Racehorses and city were Dana’s passions before Des Moines
New York City transplant Mo Dana, the executive director of the new Downtown Events Group, says after organizing eight Des Moines Arts Festivals, she still doesn’t know anything about art. Nor does she claim to be an expert on multicultural events, snow-sculpting, gardening or outdoor leisure, all events the DEG plans to launch in 2006. However, with the help of experts in those areas, coupled with her own fiercely competitive nature, the former horse rider and trainer plans to “move Des Moines up on the entertainment scale.”
You had a 30-year career working with horses before you came to Des Moines. What was that experience like?
I grew up in Virginia and spent most of my adult life in New York City. I turned professional in 1968, at the age of 15, and traveled all over the country, getting paid to ride other people’s horses.
How did you have time for school?
I had tutors a lot and I went to a boarding school where I only had to be there two days a week. The instructors would work with me around the clock when I could be there. I would get caught up, and then off I would go again. I didn’t have time for college.
Was it hard on you as an adolescent to have such a fast-paced life?

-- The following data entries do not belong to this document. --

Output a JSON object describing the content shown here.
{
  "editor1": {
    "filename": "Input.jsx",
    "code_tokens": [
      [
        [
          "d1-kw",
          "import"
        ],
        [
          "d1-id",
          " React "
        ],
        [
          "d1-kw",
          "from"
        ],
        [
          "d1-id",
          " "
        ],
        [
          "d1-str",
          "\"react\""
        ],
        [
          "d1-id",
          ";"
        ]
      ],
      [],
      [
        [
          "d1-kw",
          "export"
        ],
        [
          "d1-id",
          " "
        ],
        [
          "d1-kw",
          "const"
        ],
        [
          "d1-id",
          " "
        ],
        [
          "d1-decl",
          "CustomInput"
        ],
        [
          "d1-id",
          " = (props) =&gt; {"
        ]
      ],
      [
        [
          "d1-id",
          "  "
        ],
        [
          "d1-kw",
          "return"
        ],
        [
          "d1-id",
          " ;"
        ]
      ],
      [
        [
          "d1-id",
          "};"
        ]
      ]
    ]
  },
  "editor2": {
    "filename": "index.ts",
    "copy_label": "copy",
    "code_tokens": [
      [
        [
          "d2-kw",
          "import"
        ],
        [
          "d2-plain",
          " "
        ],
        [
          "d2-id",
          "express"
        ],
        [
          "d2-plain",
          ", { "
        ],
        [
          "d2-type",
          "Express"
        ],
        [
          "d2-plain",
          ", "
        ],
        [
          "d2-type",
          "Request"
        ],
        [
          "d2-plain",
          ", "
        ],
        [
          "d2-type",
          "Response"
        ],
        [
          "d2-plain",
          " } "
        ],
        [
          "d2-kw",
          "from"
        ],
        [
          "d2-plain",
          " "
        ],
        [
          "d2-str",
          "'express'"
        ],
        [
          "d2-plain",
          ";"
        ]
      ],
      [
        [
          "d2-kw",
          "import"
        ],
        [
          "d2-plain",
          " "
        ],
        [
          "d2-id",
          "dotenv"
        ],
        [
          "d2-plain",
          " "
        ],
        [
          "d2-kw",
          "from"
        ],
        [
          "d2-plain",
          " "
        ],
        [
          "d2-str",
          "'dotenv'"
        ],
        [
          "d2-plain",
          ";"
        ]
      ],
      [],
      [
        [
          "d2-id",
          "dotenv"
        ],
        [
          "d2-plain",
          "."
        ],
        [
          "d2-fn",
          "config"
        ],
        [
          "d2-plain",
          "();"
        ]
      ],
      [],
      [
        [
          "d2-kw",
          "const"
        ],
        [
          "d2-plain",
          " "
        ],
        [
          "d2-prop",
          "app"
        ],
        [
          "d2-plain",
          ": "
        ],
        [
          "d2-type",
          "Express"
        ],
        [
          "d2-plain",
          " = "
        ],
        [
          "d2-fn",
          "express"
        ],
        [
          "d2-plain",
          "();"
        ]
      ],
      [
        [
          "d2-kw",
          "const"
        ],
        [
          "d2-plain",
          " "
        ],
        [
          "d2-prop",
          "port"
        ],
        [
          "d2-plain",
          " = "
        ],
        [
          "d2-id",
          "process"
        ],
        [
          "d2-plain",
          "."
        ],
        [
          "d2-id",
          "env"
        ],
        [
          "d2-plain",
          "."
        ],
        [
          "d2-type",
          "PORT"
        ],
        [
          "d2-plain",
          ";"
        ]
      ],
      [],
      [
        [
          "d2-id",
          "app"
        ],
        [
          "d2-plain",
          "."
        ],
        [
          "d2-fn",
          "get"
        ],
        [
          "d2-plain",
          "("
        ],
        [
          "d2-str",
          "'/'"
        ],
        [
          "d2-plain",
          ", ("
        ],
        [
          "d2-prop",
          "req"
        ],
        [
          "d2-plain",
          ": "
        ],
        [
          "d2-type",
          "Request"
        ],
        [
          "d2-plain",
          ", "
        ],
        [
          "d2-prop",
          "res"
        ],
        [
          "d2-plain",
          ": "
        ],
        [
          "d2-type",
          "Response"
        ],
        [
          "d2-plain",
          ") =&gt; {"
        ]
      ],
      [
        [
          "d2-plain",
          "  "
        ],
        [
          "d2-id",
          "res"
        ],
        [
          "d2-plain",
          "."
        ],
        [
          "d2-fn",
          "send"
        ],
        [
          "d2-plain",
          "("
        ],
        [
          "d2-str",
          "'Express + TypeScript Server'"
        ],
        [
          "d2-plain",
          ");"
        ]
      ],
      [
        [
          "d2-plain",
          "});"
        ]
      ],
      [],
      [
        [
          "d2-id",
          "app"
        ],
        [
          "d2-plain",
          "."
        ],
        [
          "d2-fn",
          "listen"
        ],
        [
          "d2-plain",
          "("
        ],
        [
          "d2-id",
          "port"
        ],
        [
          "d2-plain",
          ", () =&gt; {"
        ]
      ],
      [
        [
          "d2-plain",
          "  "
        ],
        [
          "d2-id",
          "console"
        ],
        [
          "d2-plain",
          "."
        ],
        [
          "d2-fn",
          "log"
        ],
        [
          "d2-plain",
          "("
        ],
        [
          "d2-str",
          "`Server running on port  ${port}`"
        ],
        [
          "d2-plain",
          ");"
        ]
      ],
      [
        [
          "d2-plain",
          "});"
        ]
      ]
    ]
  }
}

I was pretty burned out from traveling so much when I left the juniors circuit. I thought that I wanted to get out of riding, but one of the people who I rode for was Paul Mellon (wealthy philanthropist and trustee of the National Gallery of Art), and he sent me to his racehorse trainer and he taught me how to ride races. After a couple of years of that, when every friend I knew was in a full-body cast at one point, I decided it would be safer to go back to the hunters and jumpers, and I did that professionally until I came here in 1997.
You put the equestrian world behind you, just like that?
Because that (horses) was all that I had done, I wanted to see if I could do something else. Really, I had said, from the first day, I don’t want to get to the end and not know if I can do anything else. After Christopher Reeve had his accident, my brother from Des Moines called me and asked me, “When are you going to stop?” I left New York and drove out here white-knuckled. I had no experience outside the horse world and no education to speak of, but I decided I would see if I could make it in the real world.
How did your interest in the arts develop while you rode horses?
People who own very nice horses own very nice art collections. I learned early in my career that if I liked what they liked, they liked me better.
Is that why you were drawn to art when you came to Des Moines?
When I moved here, I volunteered at the Des Moines Art Center’s Art in the Park. When the opportunity came up to be director of the Des Moines Arts Festival, I had really no background or anything that could qualify me, but I had a lot of really nice letters from a lot of really important people.
And you didn’t have much time to put that first event together, did you?
I had nine months. If I had known then what I know now, I would never have said we could do it.
Do you think you were more determined to make it a success because you didn’t have the background for planning an art event?
I’m always pretty determined, and I’m very competitive. I’ve competed my whole life, and I can’t turn that off. If it’s difficult to pull off, then I want to do it. It’s no fun to do things that are a sure thing.
Is that the attitude you took when the opportunity arose to do even more events with the new Downtown Events Group?
No. I would say that I’ve learned to play a safer game these days, and I think that the Downtown Events Group is a safe bet. I’ve been talking about these events for a couple of years, and I know we’ve done enough research to know there is public and corporate interest for these events.
How is a non-Iowa native able to feel so strongly about making the state and the city of Des Moines a better place to live?
I always planned to leave the horse industry at some point, and I said, whatever I end up doing, I want to be involved in the community where I live. Because I traveled all the time, I went my whole life without knowing any of my neighbors, and I really wanted to live somewhere where that would change. Iowa is a great participatory sport. If you want to participate in where you live, Iowa is the best place to do it.
Is that why you won’t you go back to New York?
When I started this job, I still planned to go back to New York after a couple of years and do something similar, but the more I stayed here, the more I liked it. It caught me by complete surprise. I woke up one day and I thought, I’m not ever leaving. It was really funny when I had that revelation.
When was that?
It was just a couple of years ago. I wasn’t really thinking about leaving, but I was never thinking about staying. Although I have the same fondness for the city as I always had, I’m convinced that I could not have an occupation living there that I would enjoy as much as this. New York is a great spectator sport and a fun place to live. But we’re certainly going to move Des Moines up on the entertainment scale.